An inquest into the death of an Aboriginal woman at Saskatoon’s regional psychiatric Centre has been adjourned to a later date.

Kinew James died at the facility in 2013 after it was alleged her calls for help went unattended.

An inquest into her death was scheduled to begin in Saskatoon on Monday.

The adjournment stems from a request from the Elizabeth Fry Society to have the scope of the inquest expanded to include James’s entire experience of the correctional system.

Something Elizabeth Fry Society National Director Kim Pate feels is vitally important.

“We hope it is not just a few hours or a few days before she died that’s examined, but the entire time she was in custody,” says Pate who is also a professor at the Law School at the University of Ottawa.

The group put forward 8000 pages of documents to be used as evidence in the inquest detailing James’s experience with Correctional Services of Canada throughout her life.

Kim Pate says not all of these documents will be extremely relevant, but many of them will be.

“Corrections has some idea on why they made the decisions they did based on how they classified her, where they transferred her, how they treated her, whether in fact she had appropriate medical intervention and that is all relevant to how she died,” says Pate.

She does say they did not have time to present the evidence to the inquest earlier because they were granted standing so late in the process.

After some discussion, the Coroner agreed that this evidence was necessary and adjourned the inquest to allow all sides time to review the documents.

Family members of Kinew James speaking with Elizabeth Fry Society National Director Kim Pate outside a Saskatoon courtroom on Monday.
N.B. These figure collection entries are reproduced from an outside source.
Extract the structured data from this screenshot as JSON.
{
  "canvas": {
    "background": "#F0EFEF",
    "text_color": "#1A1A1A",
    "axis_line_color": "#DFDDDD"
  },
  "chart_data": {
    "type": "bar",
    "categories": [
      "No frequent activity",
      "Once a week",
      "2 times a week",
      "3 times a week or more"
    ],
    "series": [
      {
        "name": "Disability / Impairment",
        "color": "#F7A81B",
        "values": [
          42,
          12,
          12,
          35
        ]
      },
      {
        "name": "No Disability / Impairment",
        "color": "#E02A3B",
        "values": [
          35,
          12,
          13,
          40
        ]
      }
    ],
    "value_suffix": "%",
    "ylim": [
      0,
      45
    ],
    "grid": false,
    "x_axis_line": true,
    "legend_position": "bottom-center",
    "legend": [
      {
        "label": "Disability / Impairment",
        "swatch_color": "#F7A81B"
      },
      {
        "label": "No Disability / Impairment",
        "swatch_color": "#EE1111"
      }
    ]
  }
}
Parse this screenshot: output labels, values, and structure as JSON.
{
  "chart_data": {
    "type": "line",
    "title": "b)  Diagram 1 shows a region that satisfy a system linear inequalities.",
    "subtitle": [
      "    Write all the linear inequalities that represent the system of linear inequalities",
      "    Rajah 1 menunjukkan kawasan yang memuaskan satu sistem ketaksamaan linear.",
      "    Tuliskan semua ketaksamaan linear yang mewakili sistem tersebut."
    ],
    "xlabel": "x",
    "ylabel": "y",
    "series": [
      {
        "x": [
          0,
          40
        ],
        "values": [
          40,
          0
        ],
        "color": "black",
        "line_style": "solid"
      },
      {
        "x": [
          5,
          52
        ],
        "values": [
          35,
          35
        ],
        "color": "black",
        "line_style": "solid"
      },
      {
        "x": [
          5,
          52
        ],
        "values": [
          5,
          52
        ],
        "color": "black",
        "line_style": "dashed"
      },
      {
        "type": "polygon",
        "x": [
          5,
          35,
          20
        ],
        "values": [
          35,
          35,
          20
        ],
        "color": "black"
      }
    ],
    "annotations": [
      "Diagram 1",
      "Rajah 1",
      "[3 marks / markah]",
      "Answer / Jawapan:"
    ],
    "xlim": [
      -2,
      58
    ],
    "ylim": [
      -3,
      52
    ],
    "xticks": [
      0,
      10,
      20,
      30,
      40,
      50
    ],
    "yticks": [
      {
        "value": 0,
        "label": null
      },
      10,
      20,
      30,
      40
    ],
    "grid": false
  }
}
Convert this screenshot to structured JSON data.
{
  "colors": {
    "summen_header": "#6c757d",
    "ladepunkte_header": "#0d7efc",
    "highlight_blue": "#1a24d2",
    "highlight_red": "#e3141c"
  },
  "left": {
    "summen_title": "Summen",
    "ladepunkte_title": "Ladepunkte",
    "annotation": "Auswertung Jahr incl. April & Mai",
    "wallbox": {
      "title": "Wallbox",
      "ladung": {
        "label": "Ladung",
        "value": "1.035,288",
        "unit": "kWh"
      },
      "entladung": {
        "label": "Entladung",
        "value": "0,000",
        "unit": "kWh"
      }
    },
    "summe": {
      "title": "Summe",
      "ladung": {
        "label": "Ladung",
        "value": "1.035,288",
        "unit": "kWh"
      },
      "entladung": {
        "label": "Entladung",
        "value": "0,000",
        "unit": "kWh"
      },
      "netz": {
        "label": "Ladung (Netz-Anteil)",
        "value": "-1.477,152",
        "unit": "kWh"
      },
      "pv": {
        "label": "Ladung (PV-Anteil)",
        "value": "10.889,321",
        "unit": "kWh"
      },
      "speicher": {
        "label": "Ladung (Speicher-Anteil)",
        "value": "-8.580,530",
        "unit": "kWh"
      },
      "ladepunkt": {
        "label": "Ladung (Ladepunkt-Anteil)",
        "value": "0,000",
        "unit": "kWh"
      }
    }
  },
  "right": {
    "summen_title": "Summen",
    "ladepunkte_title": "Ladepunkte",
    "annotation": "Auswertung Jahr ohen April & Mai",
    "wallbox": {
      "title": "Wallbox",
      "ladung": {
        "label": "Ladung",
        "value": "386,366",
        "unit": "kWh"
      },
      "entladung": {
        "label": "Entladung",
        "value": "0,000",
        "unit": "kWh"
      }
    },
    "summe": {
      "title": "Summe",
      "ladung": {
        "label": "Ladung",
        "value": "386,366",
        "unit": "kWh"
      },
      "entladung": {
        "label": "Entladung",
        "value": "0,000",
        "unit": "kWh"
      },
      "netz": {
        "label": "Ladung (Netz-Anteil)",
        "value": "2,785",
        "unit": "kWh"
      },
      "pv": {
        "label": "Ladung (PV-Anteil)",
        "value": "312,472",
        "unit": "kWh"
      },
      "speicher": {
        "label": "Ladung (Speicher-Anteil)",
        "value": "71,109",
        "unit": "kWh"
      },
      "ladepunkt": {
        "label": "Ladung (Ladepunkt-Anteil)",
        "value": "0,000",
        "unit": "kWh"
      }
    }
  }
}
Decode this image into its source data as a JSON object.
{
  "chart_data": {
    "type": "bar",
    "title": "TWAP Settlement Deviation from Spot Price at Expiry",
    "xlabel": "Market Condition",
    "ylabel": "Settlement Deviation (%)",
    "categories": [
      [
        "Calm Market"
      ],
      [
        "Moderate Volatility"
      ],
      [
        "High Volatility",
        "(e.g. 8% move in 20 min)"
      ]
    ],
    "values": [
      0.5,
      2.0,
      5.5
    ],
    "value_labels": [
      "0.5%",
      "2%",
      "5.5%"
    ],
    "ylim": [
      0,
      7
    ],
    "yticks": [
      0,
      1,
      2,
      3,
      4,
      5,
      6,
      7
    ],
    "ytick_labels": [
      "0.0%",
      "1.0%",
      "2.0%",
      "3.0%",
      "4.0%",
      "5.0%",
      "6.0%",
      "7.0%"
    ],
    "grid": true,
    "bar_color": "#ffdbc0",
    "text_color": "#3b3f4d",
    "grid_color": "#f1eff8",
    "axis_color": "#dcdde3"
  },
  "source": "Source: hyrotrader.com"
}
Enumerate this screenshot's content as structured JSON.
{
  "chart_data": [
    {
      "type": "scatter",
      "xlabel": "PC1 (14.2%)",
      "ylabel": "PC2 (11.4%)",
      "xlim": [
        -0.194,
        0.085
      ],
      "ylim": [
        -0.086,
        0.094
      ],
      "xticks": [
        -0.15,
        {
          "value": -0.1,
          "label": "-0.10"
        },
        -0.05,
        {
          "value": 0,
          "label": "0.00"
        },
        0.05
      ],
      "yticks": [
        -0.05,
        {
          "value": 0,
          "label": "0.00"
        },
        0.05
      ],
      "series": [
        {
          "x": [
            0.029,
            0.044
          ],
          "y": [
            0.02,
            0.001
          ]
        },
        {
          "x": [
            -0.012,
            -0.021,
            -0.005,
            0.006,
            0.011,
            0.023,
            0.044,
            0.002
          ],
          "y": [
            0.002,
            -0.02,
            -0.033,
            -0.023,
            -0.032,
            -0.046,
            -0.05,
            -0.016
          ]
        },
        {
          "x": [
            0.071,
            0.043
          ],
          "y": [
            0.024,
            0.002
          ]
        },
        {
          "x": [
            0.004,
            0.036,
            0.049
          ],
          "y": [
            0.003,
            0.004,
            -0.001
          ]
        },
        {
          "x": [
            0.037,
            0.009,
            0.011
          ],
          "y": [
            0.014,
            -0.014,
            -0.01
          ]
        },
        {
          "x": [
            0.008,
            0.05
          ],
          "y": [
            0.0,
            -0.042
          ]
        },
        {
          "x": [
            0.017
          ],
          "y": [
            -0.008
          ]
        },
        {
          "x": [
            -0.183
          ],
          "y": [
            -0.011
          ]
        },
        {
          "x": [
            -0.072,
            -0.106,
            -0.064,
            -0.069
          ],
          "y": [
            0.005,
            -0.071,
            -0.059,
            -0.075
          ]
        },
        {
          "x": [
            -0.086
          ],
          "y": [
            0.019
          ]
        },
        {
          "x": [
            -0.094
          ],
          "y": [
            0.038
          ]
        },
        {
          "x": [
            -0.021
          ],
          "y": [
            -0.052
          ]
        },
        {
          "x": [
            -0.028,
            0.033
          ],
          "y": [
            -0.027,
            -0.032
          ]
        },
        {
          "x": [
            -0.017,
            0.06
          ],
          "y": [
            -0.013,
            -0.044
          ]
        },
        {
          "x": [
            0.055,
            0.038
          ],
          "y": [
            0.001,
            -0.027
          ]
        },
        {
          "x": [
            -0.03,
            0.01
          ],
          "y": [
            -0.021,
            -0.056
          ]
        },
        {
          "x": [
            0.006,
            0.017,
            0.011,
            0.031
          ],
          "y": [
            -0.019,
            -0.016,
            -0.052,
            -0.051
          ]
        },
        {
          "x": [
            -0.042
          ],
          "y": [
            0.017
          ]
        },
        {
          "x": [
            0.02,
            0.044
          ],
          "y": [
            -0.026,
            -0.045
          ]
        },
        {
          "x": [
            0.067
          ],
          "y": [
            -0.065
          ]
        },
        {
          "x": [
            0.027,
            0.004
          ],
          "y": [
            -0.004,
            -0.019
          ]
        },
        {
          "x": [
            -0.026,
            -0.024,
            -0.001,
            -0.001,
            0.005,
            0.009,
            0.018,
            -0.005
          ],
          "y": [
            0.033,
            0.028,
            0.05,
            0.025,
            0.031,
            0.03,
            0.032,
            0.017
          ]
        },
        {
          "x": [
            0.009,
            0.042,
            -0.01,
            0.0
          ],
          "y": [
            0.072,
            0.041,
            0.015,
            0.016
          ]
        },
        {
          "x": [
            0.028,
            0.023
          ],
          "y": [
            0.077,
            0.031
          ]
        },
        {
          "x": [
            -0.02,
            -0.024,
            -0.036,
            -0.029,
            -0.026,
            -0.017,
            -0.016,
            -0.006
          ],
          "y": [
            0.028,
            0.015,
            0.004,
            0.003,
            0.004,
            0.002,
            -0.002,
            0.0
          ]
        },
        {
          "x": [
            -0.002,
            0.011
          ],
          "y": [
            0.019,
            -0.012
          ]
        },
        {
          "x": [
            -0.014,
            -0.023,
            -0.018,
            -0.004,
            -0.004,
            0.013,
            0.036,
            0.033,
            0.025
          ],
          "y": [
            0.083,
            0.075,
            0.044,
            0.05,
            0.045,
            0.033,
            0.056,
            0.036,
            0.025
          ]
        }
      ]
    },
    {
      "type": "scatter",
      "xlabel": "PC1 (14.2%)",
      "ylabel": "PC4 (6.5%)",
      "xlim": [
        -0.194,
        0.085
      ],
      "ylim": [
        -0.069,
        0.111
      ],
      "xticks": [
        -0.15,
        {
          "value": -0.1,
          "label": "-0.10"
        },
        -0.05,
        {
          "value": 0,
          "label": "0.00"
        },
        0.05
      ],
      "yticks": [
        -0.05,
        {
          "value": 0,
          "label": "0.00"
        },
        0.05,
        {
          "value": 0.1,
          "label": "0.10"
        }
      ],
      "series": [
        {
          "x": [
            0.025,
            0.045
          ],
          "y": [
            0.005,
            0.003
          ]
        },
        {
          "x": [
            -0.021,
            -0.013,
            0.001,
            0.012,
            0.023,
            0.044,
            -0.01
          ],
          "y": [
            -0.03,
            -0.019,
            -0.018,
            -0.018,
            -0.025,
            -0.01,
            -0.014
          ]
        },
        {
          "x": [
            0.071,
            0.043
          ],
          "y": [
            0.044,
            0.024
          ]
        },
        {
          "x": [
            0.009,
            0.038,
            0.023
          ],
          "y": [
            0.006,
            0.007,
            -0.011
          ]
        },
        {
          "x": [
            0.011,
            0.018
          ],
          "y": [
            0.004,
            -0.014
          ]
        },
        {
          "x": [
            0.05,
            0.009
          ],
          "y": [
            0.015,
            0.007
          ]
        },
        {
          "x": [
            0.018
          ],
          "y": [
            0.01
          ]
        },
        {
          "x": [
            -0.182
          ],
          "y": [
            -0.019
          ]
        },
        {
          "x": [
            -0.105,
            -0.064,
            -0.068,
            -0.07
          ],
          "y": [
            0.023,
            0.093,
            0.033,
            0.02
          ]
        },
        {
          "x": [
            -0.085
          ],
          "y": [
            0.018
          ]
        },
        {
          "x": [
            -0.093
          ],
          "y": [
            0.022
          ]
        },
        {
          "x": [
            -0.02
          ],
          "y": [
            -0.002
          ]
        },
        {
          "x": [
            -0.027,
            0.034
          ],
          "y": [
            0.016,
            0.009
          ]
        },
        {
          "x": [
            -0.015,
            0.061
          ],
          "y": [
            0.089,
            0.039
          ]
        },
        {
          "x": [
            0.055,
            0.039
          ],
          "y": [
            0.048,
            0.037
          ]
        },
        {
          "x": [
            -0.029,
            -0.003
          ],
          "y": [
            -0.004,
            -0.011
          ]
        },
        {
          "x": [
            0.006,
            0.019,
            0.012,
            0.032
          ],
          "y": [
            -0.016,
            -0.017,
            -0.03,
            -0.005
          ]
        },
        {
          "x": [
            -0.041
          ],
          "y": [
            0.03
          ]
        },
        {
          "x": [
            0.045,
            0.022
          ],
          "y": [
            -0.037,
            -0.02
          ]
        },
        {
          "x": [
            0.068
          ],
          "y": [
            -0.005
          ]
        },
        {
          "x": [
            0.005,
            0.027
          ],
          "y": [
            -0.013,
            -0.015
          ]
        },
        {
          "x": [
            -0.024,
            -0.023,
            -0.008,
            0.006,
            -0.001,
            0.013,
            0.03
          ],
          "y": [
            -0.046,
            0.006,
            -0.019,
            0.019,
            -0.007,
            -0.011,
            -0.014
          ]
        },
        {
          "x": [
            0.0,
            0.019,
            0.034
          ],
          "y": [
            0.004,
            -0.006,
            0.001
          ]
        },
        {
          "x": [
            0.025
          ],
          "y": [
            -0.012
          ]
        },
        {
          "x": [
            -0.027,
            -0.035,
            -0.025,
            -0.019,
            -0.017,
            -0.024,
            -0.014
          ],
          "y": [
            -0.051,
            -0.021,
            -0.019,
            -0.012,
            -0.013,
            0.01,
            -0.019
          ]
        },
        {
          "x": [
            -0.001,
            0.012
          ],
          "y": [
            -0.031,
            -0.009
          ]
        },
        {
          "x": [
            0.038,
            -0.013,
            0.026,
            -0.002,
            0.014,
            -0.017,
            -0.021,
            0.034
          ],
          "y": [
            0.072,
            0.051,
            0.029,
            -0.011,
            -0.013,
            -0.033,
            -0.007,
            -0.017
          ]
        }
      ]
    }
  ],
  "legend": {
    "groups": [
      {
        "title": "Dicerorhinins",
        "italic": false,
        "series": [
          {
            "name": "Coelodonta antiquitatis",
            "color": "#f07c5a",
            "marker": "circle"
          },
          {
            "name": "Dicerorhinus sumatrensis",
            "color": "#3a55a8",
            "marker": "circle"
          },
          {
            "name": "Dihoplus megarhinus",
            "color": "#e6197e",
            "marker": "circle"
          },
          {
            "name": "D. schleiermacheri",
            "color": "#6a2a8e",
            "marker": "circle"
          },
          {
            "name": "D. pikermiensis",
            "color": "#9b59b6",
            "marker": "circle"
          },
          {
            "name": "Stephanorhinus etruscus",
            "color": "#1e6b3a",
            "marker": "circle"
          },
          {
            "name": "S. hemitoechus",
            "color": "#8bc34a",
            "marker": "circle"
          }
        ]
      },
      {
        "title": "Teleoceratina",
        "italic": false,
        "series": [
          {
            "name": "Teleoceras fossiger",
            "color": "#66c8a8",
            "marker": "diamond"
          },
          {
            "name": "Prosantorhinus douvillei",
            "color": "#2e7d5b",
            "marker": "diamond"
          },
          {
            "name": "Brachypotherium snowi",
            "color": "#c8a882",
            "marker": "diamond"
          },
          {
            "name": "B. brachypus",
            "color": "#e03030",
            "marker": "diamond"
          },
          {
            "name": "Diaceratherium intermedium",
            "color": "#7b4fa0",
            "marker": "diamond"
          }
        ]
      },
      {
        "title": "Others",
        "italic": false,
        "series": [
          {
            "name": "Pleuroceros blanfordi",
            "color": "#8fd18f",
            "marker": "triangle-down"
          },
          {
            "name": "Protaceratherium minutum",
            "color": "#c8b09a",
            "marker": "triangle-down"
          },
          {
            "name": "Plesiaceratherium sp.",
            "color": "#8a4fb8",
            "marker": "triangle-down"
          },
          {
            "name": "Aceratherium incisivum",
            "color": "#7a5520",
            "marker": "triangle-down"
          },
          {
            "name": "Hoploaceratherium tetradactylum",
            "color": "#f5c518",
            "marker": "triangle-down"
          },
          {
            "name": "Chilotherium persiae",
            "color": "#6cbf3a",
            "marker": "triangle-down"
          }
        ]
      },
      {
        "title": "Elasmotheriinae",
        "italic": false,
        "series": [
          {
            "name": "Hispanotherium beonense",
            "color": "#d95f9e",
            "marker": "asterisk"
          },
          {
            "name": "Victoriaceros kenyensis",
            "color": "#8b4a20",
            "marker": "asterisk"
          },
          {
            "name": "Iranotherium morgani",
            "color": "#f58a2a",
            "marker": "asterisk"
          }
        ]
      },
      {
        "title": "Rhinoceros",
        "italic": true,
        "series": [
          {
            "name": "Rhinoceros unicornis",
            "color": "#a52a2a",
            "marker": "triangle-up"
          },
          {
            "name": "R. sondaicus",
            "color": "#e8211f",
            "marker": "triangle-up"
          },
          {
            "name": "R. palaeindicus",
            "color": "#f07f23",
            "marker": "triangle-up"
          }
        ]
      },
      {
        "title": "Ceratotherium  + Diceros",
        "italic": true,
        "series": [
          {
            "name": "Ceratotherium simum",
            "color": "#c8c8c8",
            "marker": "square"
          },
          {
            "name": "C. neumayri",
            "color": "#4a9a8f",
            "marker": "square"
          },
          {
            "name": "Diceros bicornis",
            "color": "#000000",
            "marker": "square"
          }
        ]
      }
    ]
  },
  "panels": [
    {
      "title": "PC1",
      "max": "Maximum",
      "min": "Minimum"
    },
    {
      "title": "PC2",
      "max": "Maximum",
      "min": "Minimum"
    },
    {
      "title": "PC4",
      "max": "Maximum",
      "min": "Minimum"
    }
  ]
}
Even though family members of Kinew James travelled to the inquest from Winnipeg they say they are glad it was adjourned.

Her brother Cecil James says it will now give the family time to review all of the evidence.

“I believe she was at RPC 13 times over her sentence, so there is a pre-established relationship there, so I believe it would have had an effect on response times,” says Cecil James.

Kinew was from the Roseau River Anishinabe First Nation south of Winnipeg.

Her brother describes her as a smart and loved lady.

“She had lived a hard life, but she was loved, she loved her family, she loved to laugh and that’s how we will remember her,” says Cecil.

The inquest into Kinew’s death is expected to resume sometime later this year or early next year.